Dig deeper and there’s more to managing receivables than keeping on top of late-paying customers. Organizations must accurately apply incoming payments to the correct customer account and invoice. The process involves taking the customer name or invoice number, finding the associated payment usually by looking at the associated payment advice or notation on a check and posting that payment to the accounts receivable invoice in the organization’s financial management/ERP system. Two equally important objectives in managing the matching process are maximizing efficiency and substantially reducing the latency between the receipt of a payment and applying that to a specific customer and invoice.

Matching incoming payments to invoices may seem simple, but the devil is in dealing with the myriad details of processing and accounting for cash receipts and receivables to accurately match the two. One challenge is efficiently handling volumes of transactions. An organization may issue hundreds, thousands or tens of thousands of invoices every month, and each of these may have multiple line items that must be reconciled with a payment. Computers, especially those equipped with artificial intelligence (AI) using machine learning, can match receipts with invoices faster than humans and post journal entries to the ERP system.

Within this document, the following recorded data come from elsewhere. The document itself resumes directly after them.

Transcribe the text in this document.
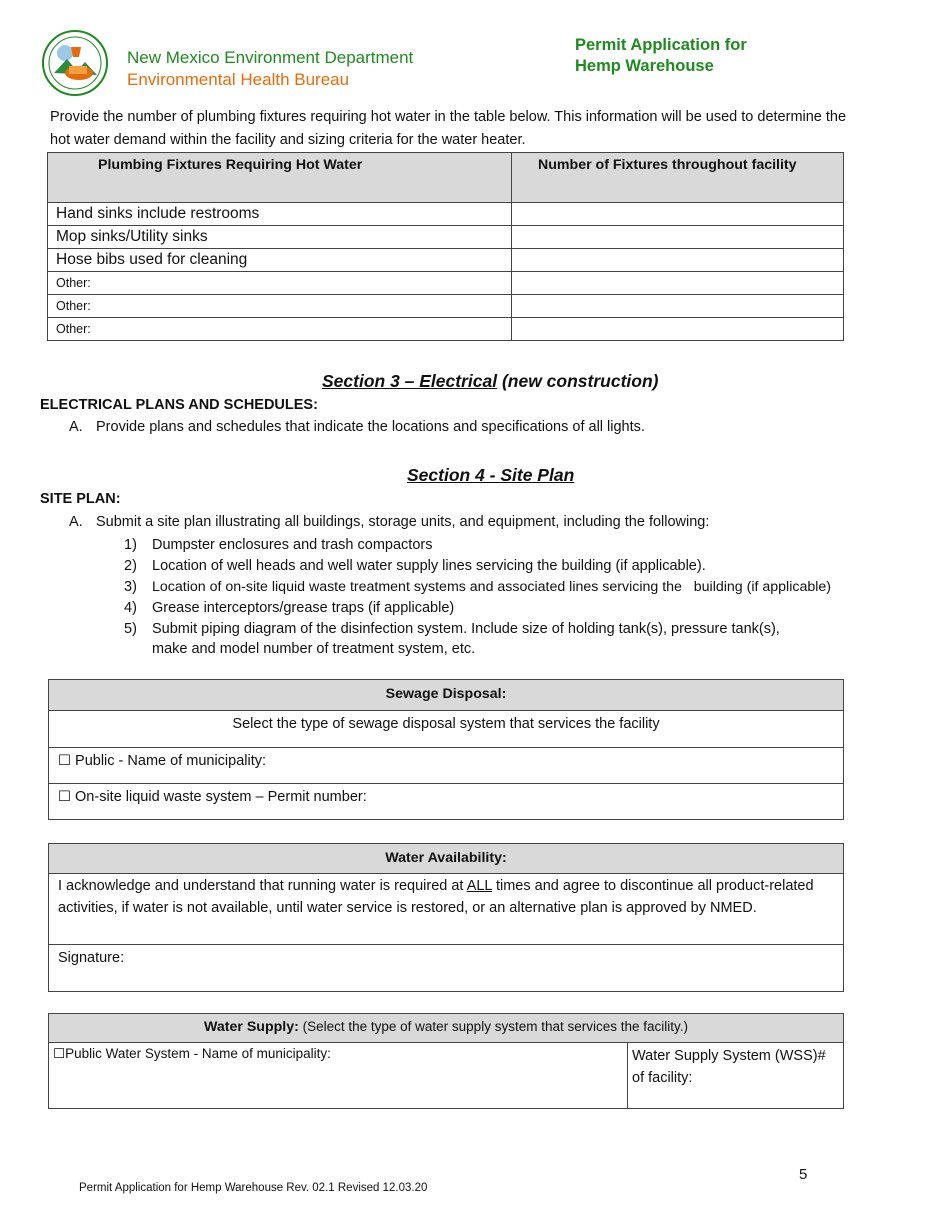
New Mexico Environment Department
Environmental Health Bureau
Permit Application for
Hemp Warehouse
Provide the number of plumbing fixtures requiring hot water in the table below. This information will be used to determine the hot water demand within the facility and sizing criteria for the water heater.
Plumbing Fixtures Requiring Hot Water	Number of Fixtures throughout facility
Hand sinks include restrooms	
Mop sinks/Utility sinks	
Hose bibs used for cleaning	
Other:	
Other:	
Other:	
Section 3 – Electrical (new construction)
ELECTRICAL PLANS AND SCHEDULES:
A. Provide plans and schedules that indicate the locations and specifications of all lights.
Section 4 - Site Plan
SITE PLAN:
A. Submit a site plan illustrating all buildings, storage units, and equipment, including the following:
1) Dumpster enclosures and trash compactors
2) Location of well heads and well water supply lines servicing the building (if applicable).
3) Location of on-site liquid waste treatment systems and associated lines servicing the   building (if applicable)
4) Grease interceptors/grease traps (if applicable)
5) Submit piping diagram of the disinfection system. Include size of holding tank(s), pressure tank(s),
make and model number of treatment system, etc.
Sewage Disposal:
Select the type of sewage disposal system that services the facility
☐ Public - Name of municipality:
☐ On-site liquid waste system – Permit number:
Water Availability:
I acknowledge and understand that running water is required at ALL times and agree to discontinue all product-related activities, if water is not available, until water service is restored, or an alternative plan is approved by NMED.
Signature:
Water Supply: (Select the type of water supply system that services the facility.)
☐Public Water System - Name of municipality:	Water Supply System (WSS)# of facility:
5
Permit Application for Hemp Warehouse Rev. 02.1 Revised 12.03.20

However, this matching process isn’t always straightforward. It gets complicated when the data accompanying the payment is incomplete or doesn’t exactly match what’s on the invoice. That latter can occur if, for example, the name on the payment advice is different from the invoice because it’s from the customer’s parent organization account. On the receivables side, complications occur if there are differences between what’s on the invoice and the payment received from the customer. Partial payment differences may be caused by a failure to deliver everything on the invoice, a discount claimed by the customer, a dispute over what was delivered or a simple mistake. In some cases, the procedure is further complicated if individual items on the invoice must be allocated back to different business units or legal entities. Using AI means that over time the system can learn how to accurately make less obvious connections between receipts and invoices and increase its first pass accuracy, improving efficiency and reducing the need for humans to be involved.

Another source of complexity is the fragmentation of how customers pay. In the old days, organizations sent checks that were accompanied by a copy of the invoice and referenced invoice numbers on the front. Today, money is collected by different banks through multiple methods such as credit cards, an automated clearing house (ACH) direct payment and, yes, checks. Payments are sent through multiple channels such as mail, web portals and email. Organizations can deal with this complexity by using digital methods to retrieve remittances and collect their related information including the invoice number, and put these in a centralized data store.

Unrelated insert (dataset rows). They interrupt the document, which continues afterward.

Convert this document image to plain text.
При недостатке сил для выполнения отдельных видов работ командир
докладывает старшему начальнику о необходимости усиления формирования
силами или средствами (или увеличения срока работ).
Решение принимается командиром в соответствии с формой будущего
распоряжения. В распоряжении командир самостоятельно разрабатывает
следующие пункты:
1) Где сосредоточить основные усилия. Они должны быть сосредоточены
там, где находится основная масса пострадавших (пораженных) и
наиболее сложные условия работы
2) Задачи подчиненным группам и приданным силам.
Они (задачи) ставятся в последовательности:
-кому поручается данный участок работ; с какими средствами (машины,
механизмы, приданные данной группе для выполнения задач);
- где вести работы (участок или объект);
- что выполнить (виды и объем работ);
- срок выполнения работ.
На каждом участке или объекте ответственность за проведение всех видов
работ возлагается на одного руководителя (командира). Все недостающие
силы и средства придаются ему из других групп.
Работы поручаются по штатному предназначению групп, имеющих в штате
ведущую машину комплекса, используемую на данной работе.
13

Reducing latency is important because it frees up cash that can then be used in the business, reducing the need for borrowing, and enabling the finance organization to monitor cash flow accurately. Customer service also benefits because this affects the timeliness of the customer’s outstanding credit balance, potentially preventing issues arising when a sale to that customer cannot go through because the organization’s system inaccurately shows they’ve exceeded their credit limit.

Historically, an organization’s ability to minimize latency has been constrained by the cost and availability of staff to do the processing. Manually matching a specific payment received to a specific invoice is time consuming and tedious. Before software was available to manage account receivable, organizations dealt with the issue by throwing bodies at the processing problems, sometimes dealing with the cost by offshoring processing to lower wage countries. Technology has emerged in recent years to improve receivables management, but it’s taken the pandemic to raise awareness of the value of digitally transforming accounts receivable management.